At Behavidence, we want to be transparent with our users as they navigate their mental health journey. We pride ourselves in the fact that we can still give insights into your mental health without collecting sensitive digital information like GPS location tracking, or what search terms you use on Google, in case that data gets into the wrong hands. The information used in Behavidence’s models is collected with the goal of understanding basic phone behaviors like switching to different apps, average time spent on apps, and inactivity of your phone throughout the day in order to understand whether your pattern is similar to those diagnosed with different mental health conditions. This information can then be used to get a better understanding of digital behaviors that can indicate fluctuations in anxiety and depression, something that doctors and current mental health questionnaires rarely pick up on a day to day basis with objectivity. The mission of our digital solution is aimed to benefit the user by increasing awareness of their own mental health, validating their behaviors with others who have similar diagnoses, but also breaking away from the idea of one size fits all. This is achieved by defining new subtypes of depression and anxiety through your own personal behaviors. Additionally, with our anonymous login feature, none of your data can be tracked to your name.
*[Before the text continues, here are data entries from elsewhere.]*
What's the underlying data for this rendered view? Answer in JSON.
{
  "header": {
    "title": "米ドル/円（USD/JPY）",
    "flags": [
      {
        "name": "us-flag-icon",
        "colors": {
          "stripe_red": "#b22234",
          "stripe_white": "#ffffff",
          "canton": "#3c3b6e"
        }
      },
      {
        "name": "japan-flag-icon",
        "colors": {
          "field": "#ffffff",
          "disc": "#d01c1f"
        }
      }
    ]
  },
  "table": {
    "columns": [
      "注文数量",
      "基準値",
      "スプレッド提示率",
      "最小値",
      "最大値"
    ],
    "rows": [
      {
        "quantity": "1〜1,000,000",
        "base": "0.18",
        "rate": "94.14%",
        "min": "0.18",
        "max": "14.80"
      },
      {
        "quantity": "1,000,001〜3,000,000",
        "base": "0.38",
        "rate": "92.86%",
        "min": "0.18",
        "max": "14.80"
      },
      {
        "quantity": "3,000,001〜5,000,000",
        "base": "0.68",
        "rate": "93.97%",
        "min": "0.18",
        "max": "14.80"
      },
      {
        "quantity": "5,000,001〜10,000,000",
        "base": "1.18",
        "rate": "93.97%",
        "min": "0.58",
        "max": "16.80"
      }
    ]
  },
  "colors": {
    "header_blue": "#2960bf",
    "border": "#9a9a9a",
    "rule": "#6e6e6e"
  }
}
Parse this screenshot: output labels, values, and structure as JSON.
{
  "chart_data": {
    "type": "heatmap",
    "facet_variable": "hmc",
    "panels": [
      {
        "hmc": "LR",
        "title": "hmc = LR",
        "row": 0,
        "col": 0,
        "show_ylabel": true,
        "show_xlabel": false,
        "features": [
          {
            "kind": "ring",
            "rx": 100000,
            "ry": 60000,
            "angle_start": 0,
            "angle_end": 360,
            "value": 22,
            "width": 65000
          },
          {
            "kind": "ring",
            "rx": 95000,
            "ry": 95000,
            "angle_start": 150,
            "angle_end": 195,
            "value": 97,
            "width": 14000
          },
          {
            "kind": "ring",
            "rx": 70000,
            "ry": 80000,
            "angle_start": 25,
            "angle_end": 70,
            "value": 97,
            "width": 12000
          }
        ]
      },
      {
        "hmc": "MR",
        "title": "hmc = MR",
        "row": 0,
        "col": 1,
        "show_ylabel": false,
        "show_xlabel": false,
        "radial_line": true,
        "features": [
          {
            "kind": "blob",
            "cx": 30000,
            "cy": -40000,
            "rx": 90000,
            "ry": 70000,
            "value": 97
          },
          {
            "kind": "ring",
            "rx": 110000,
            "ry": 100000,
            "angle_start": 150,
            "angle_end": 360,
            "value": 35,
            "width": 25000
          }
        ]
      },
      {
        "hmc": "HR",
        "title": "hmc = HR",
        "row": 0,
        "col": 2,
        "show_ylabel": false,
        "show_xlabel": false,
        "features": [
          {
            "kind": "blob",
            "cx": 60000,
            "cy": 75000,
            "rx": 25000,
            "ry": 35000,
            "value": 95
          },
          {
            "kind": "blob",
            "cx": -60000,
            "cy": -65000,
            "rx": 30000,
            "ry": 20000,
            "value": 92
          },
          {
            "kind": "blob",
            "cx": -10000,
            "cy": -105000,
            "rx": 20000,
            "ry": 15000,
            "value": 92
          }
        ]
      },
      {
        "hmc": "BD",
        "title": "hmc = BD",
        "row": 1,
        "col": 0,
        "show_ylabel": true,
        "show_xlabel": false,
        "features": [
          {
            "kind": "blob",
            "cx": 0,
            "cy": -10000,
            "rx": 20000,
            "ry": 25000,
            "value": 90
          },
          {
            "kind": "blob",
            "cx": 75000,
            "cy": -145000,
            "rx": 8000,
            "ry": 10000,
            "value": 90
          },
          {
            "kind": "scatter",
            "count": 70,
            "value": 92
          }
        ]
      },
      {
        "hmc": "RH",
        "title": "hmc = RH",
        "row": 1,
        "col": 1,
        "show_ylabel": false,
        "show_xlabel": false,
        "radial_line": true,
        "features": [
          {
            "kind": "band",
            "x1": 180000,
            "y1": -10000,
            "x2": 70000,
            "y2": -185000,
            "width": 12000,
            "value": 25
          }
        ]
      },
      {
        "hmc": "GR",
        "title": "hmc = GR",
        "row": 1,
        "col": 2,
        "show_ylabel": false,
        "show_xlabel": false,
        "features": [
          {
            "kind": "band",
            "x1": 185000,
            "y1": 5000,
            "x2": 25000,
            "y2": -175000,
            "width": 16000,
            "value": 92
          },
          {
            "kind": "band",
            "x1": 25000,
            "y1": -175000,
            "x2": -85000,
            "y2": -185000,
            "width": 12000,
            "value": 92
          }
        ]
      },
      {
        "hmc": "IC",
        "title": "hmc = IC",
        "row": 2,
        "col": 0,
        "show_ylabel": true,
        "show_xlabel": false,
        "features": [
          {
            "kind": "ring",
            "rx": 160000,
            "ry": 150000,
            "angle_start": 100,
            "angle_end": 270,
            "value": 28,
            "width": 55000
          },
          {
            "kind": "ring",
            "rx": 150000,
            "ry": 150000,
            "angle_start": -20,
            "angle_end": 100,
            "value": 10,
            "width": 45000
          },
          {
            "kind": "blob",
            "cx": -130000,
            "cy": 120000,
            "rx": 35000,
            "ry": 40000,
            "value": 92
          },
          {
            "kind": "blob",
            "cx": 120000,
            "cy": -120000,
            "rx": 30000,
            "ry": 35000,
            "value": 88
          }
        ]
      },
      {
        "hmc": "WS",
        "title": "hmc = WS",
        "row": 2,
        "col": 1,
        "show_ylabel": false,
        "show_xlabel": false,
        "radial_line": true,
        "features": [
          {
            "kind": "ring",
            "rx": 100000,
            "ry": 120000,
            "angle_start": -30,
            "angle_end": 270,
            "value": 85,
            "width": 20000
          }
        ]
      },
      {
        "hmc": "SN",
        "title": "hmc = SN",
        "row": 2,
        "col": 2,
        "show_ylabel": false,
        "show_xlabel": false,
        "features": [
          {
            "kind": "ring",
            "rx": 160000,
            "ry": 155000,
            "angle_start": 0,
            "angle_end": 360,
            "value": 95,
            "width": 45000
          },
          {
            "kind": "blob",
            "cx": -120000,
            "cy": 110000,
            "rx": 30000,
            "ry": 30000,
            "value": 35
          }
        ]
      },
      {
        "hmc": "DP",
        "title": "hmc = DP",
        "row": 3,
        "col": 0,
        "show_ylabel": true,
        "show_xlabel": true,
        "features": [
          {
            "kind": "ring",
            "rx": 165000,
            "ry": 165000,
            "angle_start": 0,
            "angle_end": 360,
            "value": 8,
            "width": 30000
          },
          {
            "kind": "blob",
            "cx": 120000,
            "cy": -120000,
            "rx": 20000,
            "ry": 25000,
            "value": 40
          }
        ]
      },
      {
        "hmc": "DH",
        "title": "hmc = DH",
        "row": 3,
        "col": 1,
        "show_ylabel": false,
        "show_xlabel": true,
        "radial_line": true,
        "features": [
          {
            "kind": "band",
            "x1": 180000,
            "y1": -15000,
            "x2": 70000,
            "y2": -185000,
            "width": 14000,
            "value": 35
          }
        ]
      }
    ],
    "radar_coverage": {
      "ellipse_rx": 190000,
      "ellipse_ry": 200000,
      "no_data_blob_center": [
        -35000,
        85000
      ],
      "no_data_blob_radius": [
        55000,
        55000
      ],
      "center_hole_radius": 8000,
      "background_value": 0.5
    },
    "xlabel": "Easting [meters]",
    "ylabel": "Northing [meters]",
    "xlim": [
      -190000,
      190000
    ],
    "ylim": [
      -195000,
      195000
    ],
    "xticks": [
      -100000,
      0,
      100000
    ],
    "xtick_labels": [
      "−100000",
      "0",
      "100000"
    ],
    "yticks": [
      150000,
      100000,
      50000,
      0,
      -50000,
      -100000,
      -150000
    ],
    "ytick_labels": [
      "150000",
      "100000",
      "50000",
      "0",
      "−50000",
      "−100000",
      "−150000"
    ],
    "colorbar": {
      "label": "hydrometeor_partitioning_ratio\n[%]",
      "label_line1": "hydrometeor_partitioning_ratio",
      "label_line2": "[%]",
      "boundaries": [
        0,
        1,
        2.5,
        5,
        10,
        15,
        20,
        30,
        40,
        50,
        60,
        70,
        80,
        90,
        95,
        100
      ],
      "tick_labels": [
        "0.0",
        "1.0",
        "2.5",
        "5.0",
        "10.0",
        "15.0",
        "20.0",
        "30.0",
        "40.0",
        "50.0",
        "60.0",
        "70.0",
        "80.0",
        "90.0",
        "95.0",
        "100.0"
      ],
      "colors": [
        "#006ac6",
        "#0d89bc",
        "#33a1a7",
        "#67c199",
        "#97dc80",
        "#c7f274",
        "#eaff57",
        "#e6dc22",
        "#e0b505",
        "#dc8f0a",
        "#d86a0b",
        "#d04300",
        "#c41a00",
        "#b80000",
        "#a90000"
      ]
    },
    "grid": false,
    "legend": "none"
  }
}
Digital tools are here to stay and it’s important as users to understand how our data is being used and for what greater purpose. Next time you download a new app, ask yourself about the potential data that is being collected and what the intention is of the app. Above all, if you start to notice dips in your mental health, Behavidence is always here in the background supporting you in discovering what is causing that dip - be it environmental, social, or that new app you downloaded whose AI model is not benefiting you and your health.